Actually, it doesn’t matter. All that matters is that they did their best and that their Dad – that would be me – was hugely proud of them.
I have been reading book-snippets recently that have been through the eyes of grown men reflecting on the times their Dad came to see them play their favourite sport. All of them write about how they sometimes won awards, sometimes played badly, sometimes messed up and sometimes felt like the best player on the planet.
Each of them also writes about how their Dad was always there for them.
Always cheering them on.
Always the loudest.
What really struck me was how the love and pride of their Dad – no matter what the outcome - struck a deep, resonate chord with them in later life. MOTM awards come and go. Accolades come and go. Fitness, skill and desire come and go. The most important thing by far was the fact their Dad was ‘there’ for them. Maybe not always physically, but ever present.

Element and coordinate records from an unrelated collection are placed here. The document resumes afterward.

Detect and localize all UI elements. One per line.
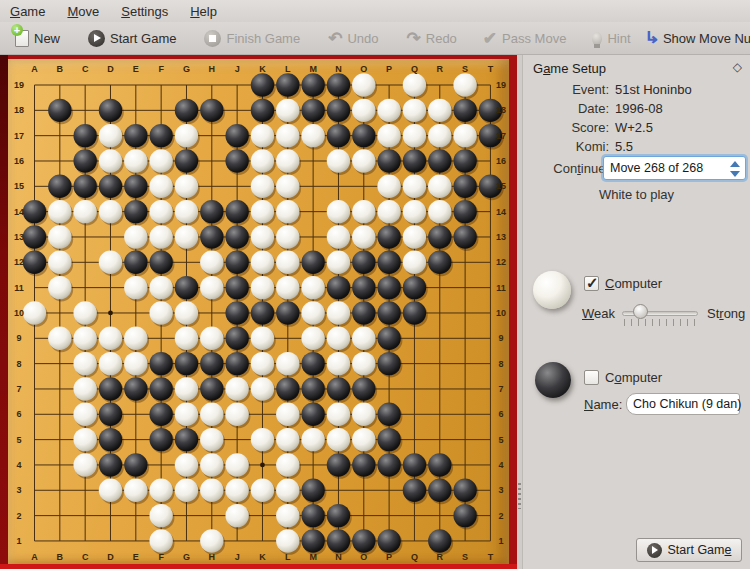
black-stone-J11[interactable] (225, 276, 248, 299)
start-game-button[interactable]: Start Game (81, 27, 183, 50)
black-stone-G11[interactable] (175, 276, 198, 299)
white-stone-C5[interactable] (73, 428, 96, 451)
panel-title: Game Setup (533, 61, 606, 76)
black-stone-R13[interactable] (428, 225, 451, 248)
black-stone-N19[interactable] (327, 73, 350, 96)
black-stone-N1[interactable] (327, 529, 350, 552)
white-stone-L6[interactable] (276, 403, 299, 426)
board-coordinate: 10 (496, 308, 506, 318)
black-stone-H14[interactable] (200, 200, 223, 223)
pass-move-button[interactable]: ✔ Pass Move (476, 27, 574, 50)
board-coordinate: R (437, 552, 444, 562)
white-stone-C4[interactable] (73, 453, 96, 476)
white-stone-D8[interactable] (99, 352, 122, 375)
board-coordinate: 13 (14, 232, 24, 242)
continue-label: Continue: (523, 161, 609, 176)
white-stone-H4[interactable] (200, 453, 223, 476)
continue-move-spinbox[interactable]: Move 268 of 268 (603, 156, 746, 180)
white-stone-B14[interactable] (48, 200, 71, 223)
white-stone-K3[interactable] (251, 479, 274, 502)
black-stone-O10[interactable] (352, 301, 375, 324)
board-coordinate: S (462, 64, 468, 74)
finish-game-button[interactable]: Finish Game (197, 27, 307, 50)
black-stone-C15[interactable] (73, 175, 96, 198)
white-stone-K7[interactable] (251, 377, 274, 400)
board-coordinate: H (209, 64, 216, 74)
board-coordinate: R (437, 64, 444, 74)
white-stone-C6[interactable] (73, 403, 96, 426)
black-stone-L19[interactable] (276, 73, 299, 96)
white-stone-K16[interactable] (251, 149, 274, 172)
black-stone-D6[interactable] (99, 403, 122, 426)
white-stone-F2[interactable] (149, 504, 172, 527)
black-stone-M18[interactable] (301, 99, 324, 122)
white-computer-label[interactable]: Computer (605, 276, 662, 291)
black-stone-S13[interactable] (453, 225, 476, 248)
black-stone-D7[interactable] (99, 377, 122, 400)
black-stone-R3[interactable] (428, 479, 451, 502)
white-stone-H1[interactable] (200, 529, 223, 552)
board-coordinate: F (158, 64, 164, 74)
white-stone-M9[interactable] (301, 327, 324, 350)
white-stone-D16[interactable] (99, 149, 122, 172)
show-move-numbers-button[interactable]: ↳ Show Move Numbers (638, 27, 750, 49)
board-coordinate: Q (411, 64, 418, 74)
white-stone-C14[interactable] (73, 200, 96, 223)
black-stone-A12[interactable] (23, 251, 46, 274)
board-coordinate: 2 (16, 511, 21, 521)
black-stone-N11[interactable] (327, 276, 350, 299)
white-stone-L4[interactable] (276, 453, 299, 476)
white-stone-O5[interactable] (352, 428, 375, 451)
black-stone-Q4[interactable] (403, 453, 426, 476)
board-coordinate: N (335, 552, 342, 562)
black-stone-D18[interactable] (99, 99, 122, 122)
white-stone-K14[interactable] (251, 200, 274, 223)
white-stone-K8[interactable] (251, 352, 274, 375)
black-stone-Q10[interactable] (403, 301, 426, 324)
white-stone-P14[interactable] (377, 200, 400, 223)
white-stone-N5[interactable] (327, 428, 350, 451)
white-stone-S17[interactable] (453, 124, 476, 147)
board-coordinate: 19 (14, 80, 24, 90)
redo-button[interactable]: ↷ Redo (400, 27, 464, 50)
white-computer-checkbox[interactable] (584, 276, 599, 291)
white-stone-F1[interactable] (149, 529, 172, 552)
board-coordinate: 7 (498, 384, 503, 394)
white-stone-F11[interactable] (149, 276, 172, 299)
white-stone-G15[interactable] (175, 175, 198, 198)
black-stone-O7[interactable] (352, 377, 375, 400)
white-stone-Q12[interactable] (403, 251, 426, 274)
white-stone-M5[interactable] (301, 428, 324, 451)
board-coordinate: 9 (498, 333, 503, 343)
board-coordinate: S (462, 552, 468, 562)
menu-settings[interactable]: Settings (121, 4, 168, 19)
black-stone-M2[interactable] (301, 504, 324, 527)
white-stone-G6[interactable] (175, 403, 198, 426)
white-stone-L3[interactable] (276, 479, 299, 502)
board-coordinate: 11 (496, 283, 506, 293)
white-stone-R15[interactable] (428, 175, 451, 198)
player-name-field[interactable]: Cho Chikun (9 dan) (626, 393, 740, 415)
white-stone-G10[interactable] (175, 301, 198, 324)
black-stone-K10[interactable] (251, 301, 274, 324)
white-stone-R17[interactable] (428, 124, 451, 147)
black-stone-E15[interactable] (124, 175, 147, 198)
white-stone-J6[interactable] (225, 403, 248, 426)
white-stone-O8[interactable] (352, 352, 375, 375)
black-stone-G16[interactable] (175, 149, 198, 172)
black-stone-H8[interactable] (200, 352, 223, 375)
white-stone-Q17[interactable] (403, 124, 426, 147)
white-stone-Q19[interactable] (403, 73, 426, 96)
black-stone-P5[interactable] (377, 428, 400, 451)
black-stone-J17[interactable] (225, 124, 248, 147)
board-coordinate: K (259, 64, 266, 74)
black-stone-M12[interactable] (301, 251, 324, 274)
black-stone-L7[interactable] (276, 377, 299, 400)
black-stone-E7[interactable] (124, 377, 147, 400)
white-stone-E8[interactable] (124, 352, 147, 375)
black-stone-C16[interactable] (73, 149, 96, 172)
black-computer-checkbox[interactable] (584, 370, 599, 385)
board-coordinate: 5 (498, 435, 503, 445)
white-stone-O9[interactable] (352, 327, 375, 350)
white-stone-N8[interactable] (327, 352, 350, 375)
white-stone-L16[interactable] (276, 149, 299, 172)
black-stone-G5[interactable] (175, 428, 198, 451)
white-stone-F13[interactable] (149, 225, 172, 248)
white-stone-O18[interactable] (352, 99, 375, 122)
black-stone-M19[interactable] (301, 73, 324, 96)
white-stone-F3[interactable] (149, 479, 172, 502)
start-game-panel-button[interactable]: Start Game (636, 538, 742, 562)
white-stone-F15[interactable] (149, 175, 172, 198)
white-stone-Q13[interactable] (403, 225, 426, 248)
white-stone-N14[interactable] (327, 200, 350, 223)
black-stone-P1[interactable] (377, 529, 400, 552)
white-stone-D9[interactable] (99, 327, 122, 350)
white-stone-B11[interactable] (48, 276, 71, 299)
black-stone-G8[interactable] (175, 352, 198, 375)
white-stone-K11[interactable] (251, 276, 274, 299)
black-stone-A13[interactable] (23, 225, 46, 248)
white-stone-L12[interactable] (276, 251, 299, 274)
black-stone-K18[interactable] (251, 99, 274, 122)
black-stone-S3[interactable] (453, 479, 476, 502)
black-stone-S2[interactable] (453, 504, 476, 527)
white-stone-K5[interactable] (251, 428, 274, 451)
black-stone-N17[interactable] (327, 124, 350, 147)
black-stone-J10[interactable] (225, 301, 248, 324)
black-stone-E4[interactable] (124, 453, 147, 476)
black-stone-L10[interactable] (276, 301, 299, 324)
black-stone-J8[interactable] (225, 352, 248, 375)
white-stone-H3[interactable] (200, 479, 223, 502)
board-coordinate: E (133, 552, 139, 562)
spinbox-arrows-icon[interactable] (730, 160, 740, 178)
white-stone-E16[interactable] (124, 149, 147, 172)
black-stone-P10[interactable] (377, 301, 400, 324)
board-coordinate: 10 (14, 308, 24, 318)
white-stone-K12[interactable] (251, 251, 274, 274)
board-coordinate: 18 (496, 105, 506, 115)
menu-move[interactable]: Move (67, 4, 99, 19)
white-stone-Q15[interactable] (403, 175, 426, 198)
black-stone-S15[interactable] (453, 175, 476, 198)
menu-game[interactable]: Game (10, 4, 45, 19)
black-stone-M6[interactable] (301, 403, 324, 426)
board-frame: AABBCCDDEEFFGGHHJJKKLLMMNNOOPPQQRRSSTT19… (0, 55, 517, 569)
black-stone-F17[interactable] (149, 124, 172, 147)
black-stone-O1[interactable] (352, 529, 375, 552)
white-stone-A10[interactable] (23, 301, 46, 324)
white-stone-B9[interactable] (48, 327, 71, 350)
white-stone-J7[interactable] (225, 377, 248, 400)
komi-value: 5.5 (615, 139, 633, 154)
black-stone-F6[interactable] (149, 403, 172, 426)
black-stone-Q11[interactable] (403, 276, 426, 299)
black-stone-J16[interactable] (225, 149, 248, 172)
black-stone-Q3[interactable] (403, 479, 426, 502)
white-stone-M17[interactable] (301, 124, 324, 147)
black-stone-S16[interactable] (453, 149, 476, 172)
white-stone-D12[interactable] (99, 251, 122, 274)
black-stone-Q16[interactable] (403, 149, 426, 172)
black-stone-E17[interactable] (124, 124, 147, 147)
strong-label: Strong (707, 306, 745, 321)
board-coordinate: O (360, 552, 367, 562)
white-stone-N10[interactable] (327, 301, 350, 324)
black-stone-O11[interactable] (352, 276, 375, 299)
white-stone-O13[interactable] (352, 225, 375, 248)
white-stone-F16[interactable] (149, 149, 172, 172)
white-stone-J4[interactable] (225, 453, 248, 476)
white-stone-L18[interactable] (276, 99, 299, 122)
white-stone-N9[interactable] (327, 327, 350, 350)
white-stone-P18[interactable] (377, 99, 400, 122)
board-coordinate: P (386, 552, 392, 562)
black-stone-P6[interactable] (377, 403, 400, 426)
board-coordinate: A (31, 64, 38, 74)
white-stone-G17[interactable] (175, 124, 198, 147)
black-stone-N7[interactable] (327, 377, 350, 400)
black-stone-R1[interactable] (428, 529, 451, 552)
undo-button[interactable]: ↶ Undo (321, 27, 385, 50)
white-stone-L5[interactable] (276, 428, 299, 451)
white-stone-O6[interactable] (352, 403, 375, 426)
black-stone-N18[interactable] (327, 99, 350, 122)
white-stone-L2[interactable] (276, 504, 299, 527)
black-stone-M3[interactable] (301, 479, 324, 502)
white-stone-H5[interactable] (200, 428, 223, 451)
white-stone-R18[interactable] (428, 99, 451, 122)
white-stone-L17[interactable] (276, 124, 299, 147)
black-stone-H13[interactable] (200, 225, 223, 248)
white-stone-E9[interactable] (124, 327, 147, 350)
white-stone-K13[interactable] (251, 225, 274, 248)
black-stone-A14[interactable] (23, 200, 46, 223)
go-board[interactable]: AABBCCDDEEFFGGHHJJKKLLMMNNOOPPQQRRSSTT19… (8, 59, 509, 566)
board-coordinate: E (133, 64, 139, 74)
black-stone-D4[interactable] (99, 453, 122, 476)
white-stone-C8[interactable] (73, 352, 96, 375)
menu-help[interactable]: Help (190, 4, 217, 19)
board-coordinate: 17 (14, 131, 24, 141)
white-stone-G7[interactable] (175, 377, 198, 400)
white-stone-N12[interactable] (327, 251, 350, 274)
white-stone-Q18[interactable] (403, 99, 426, 122)
play-circle-icon (647, 543, 662, 558)
white-stone-O16[interactable] (352, 149, 375, 172)
board-coordinate: P (386, 64, 392, 74)
board-coordinate: C (82, 64, 89, 74)
black-stone-J9[interactable] (225, 327, 248, 350)
white-stone-K9[interactable] (251, 327, 274, 350)
black-stone-S18[interactable] (453, 99, 476, 122)
white-stone-L14[interactable] (276, 200, 299, 223)
white-stone-L13[interactable] (276, 225, 299, 248)
black-stone-E12[interactable] (124, 251, 147, 274)
black-stone-G18[interactable] (175, 99, 198, 122)
white-stone-M10[interactable] (301, 301, 324, 324)
black-stone-J14[interactable] (225, 200, 248, 223)
black-stone-B18[interactable] (48, 99, 71, 122)
board-coordinate: Q (411, 552, 418, 562)
white-stone-C7[interactable] (73, 377, 96, 400)
black-stone-R4[interactable] (428, 453, 451, 476)
black-stone-O4[interactable] (352, 453, 375, 476)
white-stone-G4[interactable] (175, 453, 198, 476)
black-stone-K19[interactable] (251, 73, 274, 96)
white-stone-L11[interactable] (276, 276, 299, 299)
white-stone-D14[interactable] (99, 200, 122, 223)
board-coordinate: 13 (496, 232, 506, 242)
black-stone-M8[interactable] (301, 352, 324, 375)
black-stone-O12[interactable] (352, 251, 375, 274)
white-stone-N6[interactable] (327, 403, 350, 426)
white-stone-L8[interactable] (276, 352, 299, 375)
white-stone-C9[interactable] (73, 327, 96, 350)
black-stone-S14[interactable] (453, 200, 476, 223)
black-stone-P4[interactable] (377, 453, 400, 476)
black-stone-P9[interactable] (377, 327, 400, 350)
black-stone-F7[interactable] (149, 377, 172, 400)
white-stone-F14[interactable] (149, 200, 172, 223)
white-stone-N13[interactable] (327, 225, 350, 248)
black-stone-M7[interactable] (301, 377, 324, 400)
board-coordinate: 18 (14, 105, 24, 115)
black-stone-P11[interactable] (377, 276, 400, 299)
white-stone-F10[interactable] (149, 301, 172, 324)
white-stone-O19[interactable] (352, 73, 375, 96)
black-stone-P8[interactable] (377, 352, 400, 375)
black-stone-D15[interactable] (99, 175, 122, 198)
white-stone-D17[interactable] (99, 124, 122, 147)
date-label: Date: (523, 101, 609, 116)
black-stone-P12[interactable] (377, 251, 400, 274)
white-stone-E3[interactable] (124, 479, 147, 502)
black-stone-J12[interactable] (225, 251, 248, 274)
white-stone-K15[interactable] (251, 175, 274, 198)
black-stone-C17[interactable] (73, 124, 96, 147)
black-stone-P13[interactable] (377, 225, 400, 248)
strength-slider-handle[interactable] (633, 304, 648, 319)
board-coordinate: 16 (496, 156, 506, 166)
black-stone-B15[interactable] (48, 175, 71, 198)
white-stone-H11[interactable] (200, 276, 223, 299)
black-stone-D5[interactable] (99, 428, 122, 451)
board-coordinate: O (360, 64, 367, 74)
black-stone-E14[interactable] (124, 200, 147, 223)
black-stone-P16[interactable] (377, 149, 400, 172)
white-stone-G13[interactable] (175, 225, 198, 248)
white-stone-H6[interactable] (200, 403, 223, 426)
white-stone-G3[interactable] (175, 479, 198, 502)
black-stone-O17[interactable] (352, 124, 375, 147)
black-stone-N2[interactable] (327, 504, 350, 527)
board-coordinate: B (57, 552, 64, 562)
white-stone-H9[interactable] (200, 327, 223, 350)
black-stone-F12[interactable] (149, 251, 172, 274)
black-stone-N4[interactable] (327, 453, 350, 476)
white-stone-P15[interactable] (377, 175, 400, 198)
black-computer-label[interactable]: Computer (605, 370, 662, 385)
white-stone-Q14[interactable] (403, 200, 426, 223)
black-stone-R12[interactable] (428, 251, 451, 274)
dock-float-icon[interactable]: ◇ (733, 60, 742, 74)
black-stone-H7[interactable] (200, 377, 223, 400)
white-stone-B12[interactable] (48, 251, 71, 274)
white-stone-P17[interactable] (377, 124, 400, 147)
black-stone-R16[interactable] (428, 149, 451, 172)
white-stone-E11[interactable] (124, 276, 147, 299)
new-document-icon (15, 30, 29, 47)
white-stone-C10[interactable] (73, 301, 96, 324)
white-stone-N16[interactable] (327, 149, 350, 172)
white-stone-H12[interactable] (200, 251, 223, 274)
white-stone-J3[interactable] (225, 479, 248, 502)
white-stone-G9[interactable] (175, 327, 198, 350)
black-stone-F8[interactable] (149, 352, 172, 375)
white-stone-L15[interactable] (276, 175, 299, 198)
white-stone-J2[interactable] (225, 504, 248, 527)
black-stone-J13[interactable] (225, 225, 248, 248)
white-stone-D3[interactable] (99, 479, 122, 502)
white-stone-S19[interactable] (453, 73, 476, 96)
white-stone-L1[interactable] (276, 529, 299, 552)
white-stone-E13[interactable] (124, 225, 147, 248)
black-stone-H18[interactable] (200, 99, 223, 122)
white-stone-B13[interactable] (48, 225, 71, 248)
black-stone-M1[interactable] (301, 529, 324, 552)
white-stone-K17[interactable] (251, 124, 274, 147)
menu-bar: Game Move Settings Help (0, 0, 750, 22)
white-stone-R14[interactable] (428, 200, 451, 223)
white-stone-M11[interactable] (301, 276, 324, 299)
board-coordinate: J (235, 552, 240, 562)
hint-button[interactable]: Hint (585, 28, 637, 49)
weak-label: Weak (582, 306, 615, 321)
board-coordinate: J (235, 64, 240, 74)
new-button[interactable]: New (8, 27, 67, 50)
slider-ticks (624, 319, 698, 326)
black-stone-F5[interactable] (149, 428, 172, 451)
white-stone-G14[interactable] (175, 200, 198, 223)
board-coordinate: 12 (14, 257, 24, 267)
white-stone-O14[interactable] (352, 200, 375, 223)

The cheers from the previous match still echoed in the next game. The understated, humble congratulation after winning MOTM still ran deep. The hugs and tears and fish & chips after working really hard but losing still brought comfort and confidence. In later life, each and everyone one of those men valued the love and pride of their Dad far more than any award or outcome.
I want to be one of those Dads. I want to be the Dad that is always there, whether that be physically or in their hearts. In life, awards will come and go; accolades will come and go; challenges will come and go. They might win MOTM ten games in a row. What is important is that I am still proud of them when they don’t win it in the eleventh game.
When my sons are grown men, no matter what happens in life, the echoes of my love and pride will still be what they hear in the air.